Bloom was founded in 2001, originally as Ion America, and quickly attracted high profile Silicon Valley investors. By 2010, fuel cells (and Bloom) were still being pitched as the generation source of the future, with The New York Times reporting in 2010 that Bloom had “spent nearly a decade developing a new variety of solid oxide fuel cell, considered the most efficient but most technologically challenging fuel-cell technology.” That product launch followed some $400 million in funding, and Bloom would hit an almost $3 billion valuation in 2011.
By 2016, however, when the company first filed with the Securities and Exchange Commission to sell shares to the public, it was being described by the Wall Street Journal as “a once-ballyhooed alternative energy startup,” in an article that said the fuel cell industry had been an “elusive target for decades, with a succession of companies unable to realize its business potential.” The company finally went public in 2018 at a valuation of $1.6 billion.
Then came the AI boom.
Fuel cells don’t use combustion to generate power, instead combining oxygen ions with hydrogen from natural gas and generating emissions of carbon dioxide and water, albeit without the particulate pollution of other forms of fossil-fuel-based electricity generation. This makes the process of getting permits from the Environmental Protection Agency “significantly smoother and easier than that of combustion generators,” SemiAnalysis wrote in a report.

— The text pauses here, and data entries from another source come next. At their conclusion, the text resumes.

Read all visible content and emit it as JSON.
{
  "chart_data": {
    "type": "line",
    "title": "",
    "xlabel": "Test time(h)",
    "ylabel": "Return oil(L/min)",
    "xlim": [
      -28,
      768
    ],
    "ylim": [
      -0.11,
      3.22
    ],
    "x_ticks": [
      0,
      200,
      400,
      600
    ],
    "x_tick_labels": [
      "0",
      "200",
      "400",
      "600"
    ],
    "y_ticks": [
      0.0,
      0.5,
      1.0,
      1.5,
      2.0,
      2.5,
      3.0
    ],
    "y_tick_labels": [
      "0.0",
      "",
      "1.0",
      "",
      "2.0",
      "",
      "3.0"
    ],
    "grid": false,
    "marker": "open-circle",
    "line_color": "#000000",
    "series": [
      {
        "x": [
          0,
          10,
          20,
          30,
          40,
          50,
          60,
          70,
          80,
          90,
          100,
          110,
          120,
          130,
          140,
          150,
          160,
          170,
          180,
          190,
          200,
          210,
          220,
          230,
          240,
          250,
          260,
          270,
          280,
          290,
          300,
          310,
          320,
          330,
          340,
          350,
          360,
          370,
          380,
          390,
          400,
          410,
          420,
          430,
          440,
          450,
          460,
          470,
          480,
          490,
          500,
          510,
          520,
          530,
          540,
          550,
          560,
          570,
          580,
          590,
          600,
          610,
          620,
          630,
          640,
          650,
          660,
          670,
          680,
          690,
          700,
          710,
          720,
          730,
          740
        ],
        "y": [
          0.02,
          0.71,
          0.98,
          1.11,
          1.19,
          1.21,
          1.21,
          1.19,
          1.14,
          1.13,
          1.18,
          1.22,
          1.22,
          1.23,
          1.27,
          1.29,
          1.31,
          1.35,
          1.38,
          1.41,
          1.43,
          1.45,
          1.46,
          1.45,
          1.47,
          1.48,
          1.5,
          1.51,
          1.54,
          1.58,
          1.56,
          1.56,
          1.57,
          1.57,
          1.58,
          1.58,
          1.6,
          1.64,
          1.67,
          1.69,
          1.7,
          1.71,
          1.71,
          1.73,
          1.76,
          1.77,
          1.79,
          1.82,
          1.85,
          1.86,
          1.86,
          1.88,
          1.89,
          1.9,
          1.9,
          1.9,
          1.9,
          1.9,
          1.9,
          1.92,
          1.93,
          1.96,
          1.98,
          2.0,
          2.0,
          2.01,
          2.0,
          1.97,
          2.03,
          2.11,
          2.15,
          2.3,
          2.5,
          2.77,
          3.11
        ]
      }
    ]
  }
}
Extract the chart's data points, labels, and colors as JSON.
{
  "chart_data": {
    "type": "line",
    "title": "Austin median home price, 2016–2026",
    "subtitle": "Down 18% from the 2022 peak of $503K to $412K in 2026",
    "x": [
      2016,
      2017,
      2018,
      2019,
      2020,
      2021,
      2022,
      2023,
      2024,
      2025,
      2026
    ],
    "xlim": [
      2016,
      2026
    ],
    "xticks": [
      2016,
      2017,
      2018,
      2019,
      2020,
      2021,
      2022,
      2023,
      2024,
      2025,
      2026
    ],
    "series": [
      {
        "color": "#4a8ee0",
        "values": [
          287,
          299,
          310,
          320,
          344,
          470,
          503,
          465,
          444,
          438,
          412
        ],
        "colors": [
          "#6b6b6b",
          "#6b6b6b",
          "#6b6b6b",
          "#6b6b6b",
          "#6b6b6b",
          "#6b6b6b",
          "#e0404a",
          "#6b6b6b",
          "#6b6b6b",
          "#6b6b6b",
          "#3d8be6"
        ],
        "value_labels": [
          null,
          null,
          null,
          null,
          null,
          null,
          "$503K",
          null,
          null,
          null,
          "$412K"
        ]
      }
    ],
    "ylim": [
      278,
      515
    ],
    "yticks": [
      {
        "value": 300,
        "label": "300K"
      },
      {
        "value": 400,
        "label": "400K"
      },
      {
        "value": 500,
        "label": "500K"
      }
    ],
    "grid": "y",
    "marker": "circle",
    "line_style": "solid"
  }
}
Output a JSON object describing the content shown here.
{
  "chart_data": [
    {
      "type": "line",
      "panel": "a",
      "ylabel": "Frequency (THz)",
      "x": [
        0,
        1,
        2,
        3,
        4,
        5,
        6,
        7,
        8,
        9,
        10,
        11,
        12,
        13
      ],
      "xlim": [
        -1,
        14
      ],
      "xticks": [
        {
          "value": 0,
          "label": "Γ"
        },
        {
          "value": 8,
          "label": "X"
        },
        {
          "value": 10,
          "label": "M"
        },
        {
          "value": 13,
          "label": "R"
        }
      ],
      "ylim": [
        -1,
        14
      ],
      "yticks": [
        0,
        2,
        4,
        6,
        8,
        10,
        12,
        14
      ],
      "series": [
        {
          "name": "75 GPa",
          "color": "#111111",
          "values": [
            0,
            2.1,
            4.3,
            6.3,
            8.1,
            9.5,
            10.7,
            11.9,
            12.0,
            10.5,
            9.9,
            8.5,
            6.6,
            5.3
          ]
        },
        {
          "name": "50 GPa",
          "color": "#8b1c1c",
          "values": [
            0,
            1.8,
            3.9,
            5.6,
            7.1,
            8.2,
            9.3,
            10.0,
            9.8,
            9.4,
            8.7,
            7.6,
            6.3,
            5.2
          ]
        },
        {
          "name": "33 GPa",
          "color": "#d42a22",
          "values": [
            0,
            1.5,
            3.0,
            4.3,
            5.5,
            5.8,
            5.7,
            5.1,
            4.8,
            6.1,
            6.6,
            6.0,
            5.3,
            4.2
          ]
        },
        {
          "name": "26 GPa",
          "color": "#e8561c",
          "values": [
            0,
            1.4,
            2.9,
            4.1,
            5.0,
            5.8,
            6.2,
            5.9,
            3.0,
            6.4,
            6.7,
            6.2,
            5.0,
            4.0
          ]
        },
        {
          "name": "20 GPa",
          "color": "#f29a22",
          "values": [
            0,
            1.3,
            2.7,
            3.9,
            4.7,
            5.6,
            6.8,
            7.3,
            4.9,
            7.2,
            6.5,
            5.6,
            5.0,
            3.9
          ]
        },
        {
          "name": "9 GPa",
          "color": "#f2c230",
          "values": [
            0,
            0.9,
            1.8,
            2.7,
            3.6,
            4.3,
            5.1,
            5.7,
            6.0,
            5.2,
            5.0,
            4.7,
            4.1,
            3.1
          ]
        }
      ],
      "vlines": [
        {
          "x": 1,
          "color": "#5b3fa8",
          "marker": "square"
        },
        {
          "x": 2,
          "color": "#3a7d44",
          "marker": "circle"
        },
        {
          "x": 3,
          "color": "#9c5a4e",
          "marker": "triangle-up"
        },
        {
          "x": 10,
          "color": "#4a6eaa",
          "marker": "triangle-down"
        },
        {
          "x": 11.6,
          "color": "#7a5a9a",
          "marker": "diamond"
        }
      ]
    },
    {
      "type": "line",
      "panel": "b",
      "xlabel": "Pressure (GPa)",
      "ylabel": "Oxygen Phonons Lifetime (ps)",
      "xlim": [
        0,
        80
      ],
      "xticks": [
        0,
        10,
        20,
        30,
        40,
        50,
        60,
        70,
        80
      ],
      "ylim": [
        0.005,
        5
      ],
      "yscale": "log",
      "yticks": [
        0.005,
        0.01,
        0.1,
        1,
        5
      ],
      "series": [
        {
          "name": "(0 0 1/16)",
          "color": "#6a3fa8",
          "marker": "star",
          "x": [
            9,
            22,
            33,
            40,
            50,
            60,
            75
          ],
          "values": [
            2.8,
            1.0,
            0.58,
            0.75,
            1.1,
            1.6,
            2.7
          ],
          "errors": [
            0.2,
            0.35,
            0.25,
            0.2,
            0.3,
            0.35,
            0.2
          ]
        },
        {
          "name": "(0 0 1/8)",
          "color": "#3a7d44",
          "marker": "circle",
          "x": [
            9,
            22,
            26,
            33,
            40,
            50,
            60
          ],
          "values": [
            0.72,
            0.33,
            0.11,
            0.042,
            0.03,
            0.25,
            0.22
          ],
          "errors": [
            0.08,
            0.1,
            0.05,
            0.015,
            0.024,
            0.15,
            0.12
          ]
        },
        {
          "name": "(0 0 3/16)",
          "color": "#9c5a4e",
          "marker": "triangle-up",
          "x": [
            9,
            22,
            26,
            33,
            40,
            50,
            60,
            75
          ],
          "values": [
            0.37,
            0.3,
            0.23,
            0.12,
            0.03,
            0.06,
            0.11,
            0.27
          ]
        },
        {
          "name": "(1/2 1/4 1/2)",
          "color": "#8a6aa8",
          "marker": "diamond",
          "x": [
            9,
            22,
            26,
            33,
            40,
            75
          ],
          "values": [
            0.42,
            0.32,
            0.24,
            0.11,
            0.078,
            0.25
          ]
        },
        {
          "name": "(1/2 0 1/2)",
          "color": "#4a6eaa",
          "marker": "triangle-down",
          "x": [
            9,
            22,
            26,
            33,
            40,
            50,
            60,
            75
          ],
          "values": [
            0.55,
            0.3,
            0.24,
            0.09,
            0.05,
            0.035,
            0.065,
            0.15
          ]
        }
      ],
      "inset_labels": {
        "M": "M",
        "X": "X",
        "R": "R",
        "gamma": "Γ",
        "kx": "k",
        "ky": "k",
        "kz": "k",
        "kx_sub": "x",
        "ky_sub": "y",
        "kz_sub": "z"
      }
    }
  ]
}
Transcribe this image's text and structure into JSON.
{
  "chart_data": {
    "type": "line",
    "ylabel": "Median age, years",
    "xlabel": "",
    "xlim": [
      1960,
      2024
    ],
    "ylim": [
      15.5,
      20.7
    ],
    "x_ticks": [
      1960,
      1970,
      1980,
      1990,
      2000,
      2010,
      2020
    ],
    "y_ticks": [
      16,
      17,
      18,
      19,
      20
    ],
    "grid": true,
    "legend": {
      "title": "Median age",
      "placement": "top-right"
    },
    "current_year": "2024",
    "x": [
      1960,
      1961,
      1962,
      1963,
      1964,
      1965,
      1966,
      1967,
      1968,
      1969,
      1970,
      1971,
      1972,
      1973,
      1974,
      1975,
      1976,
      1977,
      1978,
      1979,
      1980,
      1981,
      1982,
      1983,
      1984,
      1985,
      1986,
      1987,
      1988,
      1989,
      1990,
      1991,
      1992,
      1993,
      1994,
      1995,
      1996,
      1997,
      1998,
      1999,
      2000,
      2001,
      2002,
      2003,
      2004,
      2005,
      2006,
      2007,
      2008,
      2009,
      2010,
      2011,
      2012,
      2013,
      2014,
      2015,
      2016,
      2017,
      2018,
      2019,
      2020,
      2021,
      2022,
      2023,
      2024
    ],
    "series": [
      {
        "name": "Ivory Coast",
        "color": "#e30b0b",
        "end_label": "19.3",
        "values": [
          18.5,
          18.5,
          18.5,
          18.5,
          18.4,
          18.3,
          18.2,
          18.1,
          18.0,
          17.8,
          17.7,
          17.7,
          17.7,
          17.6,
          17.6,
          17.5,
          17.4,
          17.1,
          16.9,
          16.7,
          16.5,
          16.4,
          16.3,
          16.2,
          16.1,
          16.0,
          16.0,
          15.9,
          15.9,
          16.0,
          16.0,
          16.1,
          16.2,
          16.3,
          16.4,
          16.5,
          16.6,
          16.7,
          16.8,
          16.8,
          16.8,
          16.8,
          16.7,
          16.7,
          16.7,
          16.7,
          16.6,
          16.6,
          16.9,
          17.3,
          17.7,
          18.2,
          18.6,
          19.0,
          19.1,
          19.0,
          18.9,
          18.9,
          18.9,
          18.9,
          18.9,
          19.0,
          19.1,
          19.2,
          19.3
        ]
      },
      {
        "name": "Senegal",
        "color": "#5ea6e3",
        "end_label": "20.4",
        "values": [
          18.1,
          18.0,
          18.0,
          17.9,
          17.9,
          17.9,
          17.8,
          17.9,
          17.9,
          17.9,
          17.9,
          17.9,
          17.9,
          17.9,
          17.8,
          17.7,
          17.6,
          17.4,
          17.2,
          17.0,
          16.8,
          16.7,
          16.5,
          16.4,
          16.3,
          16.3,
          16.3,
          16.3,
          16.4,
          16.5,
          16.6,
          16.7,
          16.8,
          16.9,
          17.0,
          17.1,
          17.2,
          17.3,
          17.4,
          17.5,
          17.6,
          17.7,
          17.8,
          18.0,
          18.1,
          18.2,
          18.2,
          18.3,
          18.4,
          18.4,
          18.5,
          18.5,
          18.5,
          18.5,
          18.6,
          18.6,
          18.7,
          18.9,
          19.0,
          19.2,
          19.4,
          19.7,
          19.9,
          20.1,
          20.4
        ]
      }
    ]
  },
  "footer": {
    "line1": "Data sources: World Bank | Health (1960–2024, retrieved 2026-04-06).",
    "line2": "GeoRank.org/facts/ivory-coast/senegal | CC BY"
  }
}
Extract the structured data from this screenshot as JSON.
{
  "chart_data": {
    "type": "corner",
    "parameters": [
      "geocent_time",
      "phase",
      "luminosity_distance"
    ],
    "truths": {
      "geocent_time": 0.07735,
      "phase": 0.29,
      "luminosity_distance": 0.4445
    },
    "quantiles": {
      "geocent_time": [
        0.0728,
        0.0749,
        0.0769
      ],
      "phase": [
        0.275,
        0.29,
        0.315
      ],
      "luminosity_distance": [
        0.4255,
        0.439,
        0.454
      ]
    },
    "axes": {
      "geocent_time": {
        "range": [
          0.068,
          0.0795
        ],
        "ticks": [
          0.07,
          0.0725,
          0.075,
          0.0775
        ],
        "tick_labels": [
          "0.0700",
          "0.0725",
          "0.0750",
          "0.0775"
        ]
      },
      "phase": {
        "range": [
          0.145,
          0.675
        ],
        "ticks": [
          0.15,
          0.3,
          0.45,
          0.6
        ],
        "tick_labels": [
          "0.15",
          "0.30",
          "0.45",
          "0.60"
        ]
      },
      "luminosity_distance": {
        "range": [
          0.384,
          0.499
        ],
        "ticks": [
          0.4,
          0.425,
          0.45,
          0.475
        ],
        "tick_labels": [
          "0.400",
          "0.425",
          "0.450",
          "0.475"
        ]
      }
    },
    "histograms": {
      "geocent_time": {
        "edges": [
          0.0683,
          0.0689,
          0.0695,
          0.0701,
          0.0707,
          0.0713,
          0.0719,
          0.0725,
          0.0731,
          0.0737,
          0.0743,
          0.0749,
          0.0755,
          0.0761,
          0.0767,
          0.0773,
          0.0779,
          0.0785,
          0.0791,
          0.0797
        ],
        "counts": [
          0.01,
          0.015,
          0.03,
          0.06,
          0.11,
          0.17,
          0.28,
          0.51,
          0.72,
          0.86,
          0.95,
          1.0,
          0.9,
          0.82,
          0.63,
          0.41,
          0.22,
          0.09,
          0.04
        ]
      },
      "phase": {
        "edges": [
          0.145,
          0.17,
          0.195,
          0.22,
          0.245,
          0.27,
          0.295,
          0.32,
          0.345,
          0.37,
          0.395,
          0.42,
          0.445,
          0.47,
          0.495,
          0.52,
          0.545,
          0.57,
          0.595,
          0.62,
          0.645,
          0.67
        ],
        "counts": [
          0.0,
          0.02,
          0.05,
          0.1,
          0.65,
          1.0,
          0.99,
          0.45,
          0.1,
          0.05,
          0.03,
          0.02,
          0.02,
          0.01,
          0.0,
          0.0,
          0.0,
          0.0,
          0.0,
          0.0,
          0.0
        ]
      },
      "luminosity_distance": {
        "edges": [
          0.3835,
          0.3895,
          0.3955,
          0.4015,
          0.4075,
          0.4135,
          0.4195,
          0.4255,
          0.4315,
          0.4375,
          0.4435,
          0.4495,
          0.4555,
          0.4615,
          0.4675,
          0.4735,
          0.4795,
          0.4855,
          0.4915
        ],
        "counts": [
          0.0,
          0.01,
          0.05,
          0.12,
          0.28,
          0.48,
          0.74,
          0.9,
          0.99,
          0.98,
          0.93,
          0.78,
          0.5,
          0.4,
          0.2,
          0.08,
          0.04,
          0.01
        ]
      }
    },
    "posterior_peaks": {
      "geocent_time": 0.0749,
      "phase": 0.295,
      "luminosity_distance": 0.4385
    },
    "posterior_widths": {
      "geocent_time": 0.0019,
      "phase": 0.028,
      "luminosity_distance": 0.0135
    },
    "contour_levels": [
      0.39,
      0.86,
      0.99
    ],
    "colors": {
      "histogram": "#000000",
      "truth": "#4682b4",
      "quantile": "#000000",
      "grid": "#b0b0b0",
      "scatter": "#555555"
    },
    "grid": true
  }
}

In today’s context, Bloom’s fuel cells are yet another on-site, behind-the-meter natural gas power solution for data centers. “The rapid expansion of AI data centers in the U.S. is colliding with grid bottlenecks, driving operators to adopt BTM generation for speed-to-power and resilience to their modularity, fast deployment, and ability to handle volatile AI workloads,” Jefferies analyst Dushyant Ailani wrote in a note to clients. “Natural gas reciprocating engines, Batteries, and Bloom fuel cells are emerging as a preferred solution due to their modularity, fast deployment, and ability to handle volatile AI workloads.”
SemiAnalysis estimates that capital expenditure for Bloom fuel cells are substantially higher than those for gas turbines on a kilowatt-hour basis — $3,000 to $4,000 for fuel cells, compared to between $1,500 and $2,500 for turbines. But where the company excels is in speed. “The big turbines are sold out for four or five years,” Maheep Mandloi, an analyst at Mizuho Securities, told me. “The smaller ones for behind the meter for one to two years. These guys can deliver, if needed, within 90 days.”
Like other data center-related companies, Bloom has faced some local opposition, though not a debilitating amount. In Hilliard, Ohio, the state siting board overrode concerns about the deployment of more than 200 fuel cells at an AWS facility.
Bloom is also far from the only company that has realigned itself to ride the AI wave. Caterpillar, which makes simple turbine systems largely for the oil and gas industry, has become a data center darling, while the major turbine manufacturers Mitsubishi, Siemens Energy, and GE Vernova have all seen dramatic increases in their stock price in the last year. Korean industrial conglomerate Doosan is now developing a new large-scale turbine. Even the supersonic jet startup Boom is developing a gas turbine for data centers.
While artificial intelligence — or at least artificial intelligence companies — promises unforeseen technological and scientific advancements, so far it’s being powered by the technological and scientific advancements of the past.